The group of publishers made a request to the court, to order Limewire to cease violating their copyrights, and also filed a claim for $ 150,000 in damages, for each music file that was intentionally infringed, as well as $30,000 for all other types of infringements.

To date the amount of violating files trades through the service goes well into the hundreds of millions, so in case the plaintiffs win the amount to be awarded would be staggering.

While the RIAA has spent well over four years, doing legal battle with the P2P service, the timing for this new claim is typical to say the least, and makes one wonder why now?

According to the president of the NMPA, this is not a matter of piling case upon case, but a simple attempt from the music industry, to claim what is rightfully theirs, in order to divide this money amongst the 2500 companies and songwriters the organization represents.

In a response Limewire stated that it is in the process of recreating the service, and turning it into a legal one.

Friday, June 4, 2010

Back to the Stones' Age for the Music Industry


Reprinted from: The California Chronicle

Average revenue per user (ARPU) is a familiar concept in industries such as telecoms. It's less common in the world of content, but it's already finding favour in the music industry as a new way of charging.

I came across the approach when I interviewed Scott Cohen, the co- founder of US-based digital music distribution business The Orchard, last month at the Sensoria festival of film and music in Sheffield . His view is that the record industry has spent too long selling a single piece of product, the CD, to as Average revenue per user is finding favour in the music industry as a new way of chargingmany people as possible. Now download services, both legal and otherwise, have resulted in the quantum of music becoming the track rather than the album, and margins are being forced down. The only ways to boost revenue are either to charge more per transaction, tricky in a world where the price point has been set by someone who sells computers, or to drive more transactions.

Cohen argues instead that bands should work out how much their most avid fans have available to spend on their products, and then create enough material to soak up that spend. This pulls in the money from the highest spending part of the fan base, but also provides plenty for the less committed to choose from.

Disney is great at this, as any parent who has shelled out for all three High School Musical DVDs, plus the backpack, pyjamas, special edition of Twister and so on will confirm. But the concept is illustrated just as well by the reissue of The Rolling Stones' Exile On Main Street. There's the album on CD, the Deluxe CD edition, the vinyl edition and, of course, the Super Deluxe CD/DVD/ vinyl edition. Cohen's view would undoubtedly be that the Super Deluxe edition is the fountainhead from which all the others flow, separating, as it does, the die-hard Stones fan from pound 159.99 while creating the other versions to be monetised separately.

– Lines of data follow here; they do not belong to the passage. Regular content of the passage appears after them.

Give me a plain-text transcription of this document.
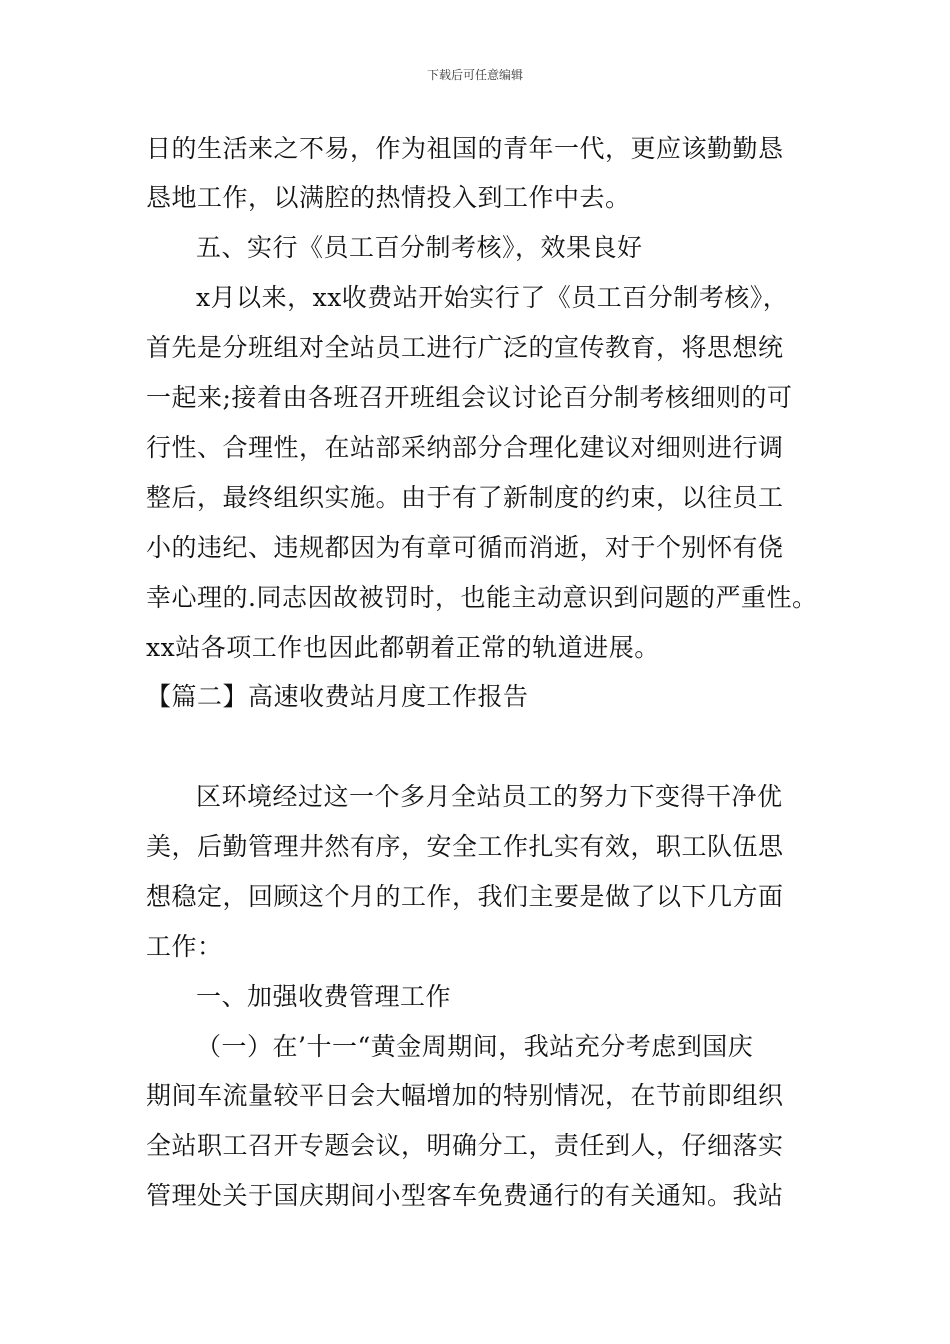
下载后可任意编辑
日的生活来之不易，作为祖国的青年一代，更应该勤勤恳
恳地工作，以满腔的热情投入到工作中去。
五、实行《员工百分制考核》，效果良好
x月以来，xx收费站开始实行了《员工百分制考核》，
首先是分班组对全站员工进行广泛的宣传教育，将思想统
一起来;接着由各班召开班组会议讨论百分制考核细则的可
行性、合理性，在站部采纳部分合理化建议对细则进行调
整后，最终组织实施。由于有了新制度的约束，以往员工
小的违纪、违规都因为有章可循而消逝，对于个别怀有侥
幸心理的.同志因故被罚时，也能主动意识到问题的严重性。
xx站各项工作也因此都朝着正常的轨道进展。
【篇二】高速收费站月度工作报告
区环境经过这一个多月全站员工的努力下变得干净优
美，后勤管理井然有序，安全工作扎实有效，职工队伍思
想稳定，回顾这个月的工作，我们主要是做了以下几方面
工作：
一、加强收费管理工作
（一）在’十一“黄金周期间，我站充分考虑到国庆
期间车流量较平日会大幅增加的特别情况，在节前即组织
全站职工召开专题会议，明确分工，责任到人，仔细落实
管理处关于国庆期间小型客车免费通行的有关通知。我站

Since the early 1980s, the release schedule for bands has been an album every two or three years, allowing time for the band to tour all major markets and thus maximise sales of the latest album. The ARPU model would see a return to the days when the likes of the Stones would record two albums a year, and pause briefly in their touring to knock out a couple of singles that wouldn't appear on albums.

Other types of content have yet to feel the full effects of digitisation and illegal file-sharing, although the iPad has brought that day a lot closer for the book trade. One of those effects is to show that formats once thought immutable are just artefacts of technology and commerce.

The serialisation of novels, commonplace for Charles Dickens, died out early last century. But if the emphasis turns to increasing numbers of transactions on the internet, as Cohen says, then the hardback may be replaced by the pay-as-you-go serial, which is only later available as a collectors' edition, including interviews with the author and a documentary about its writing directed by Julien Temple.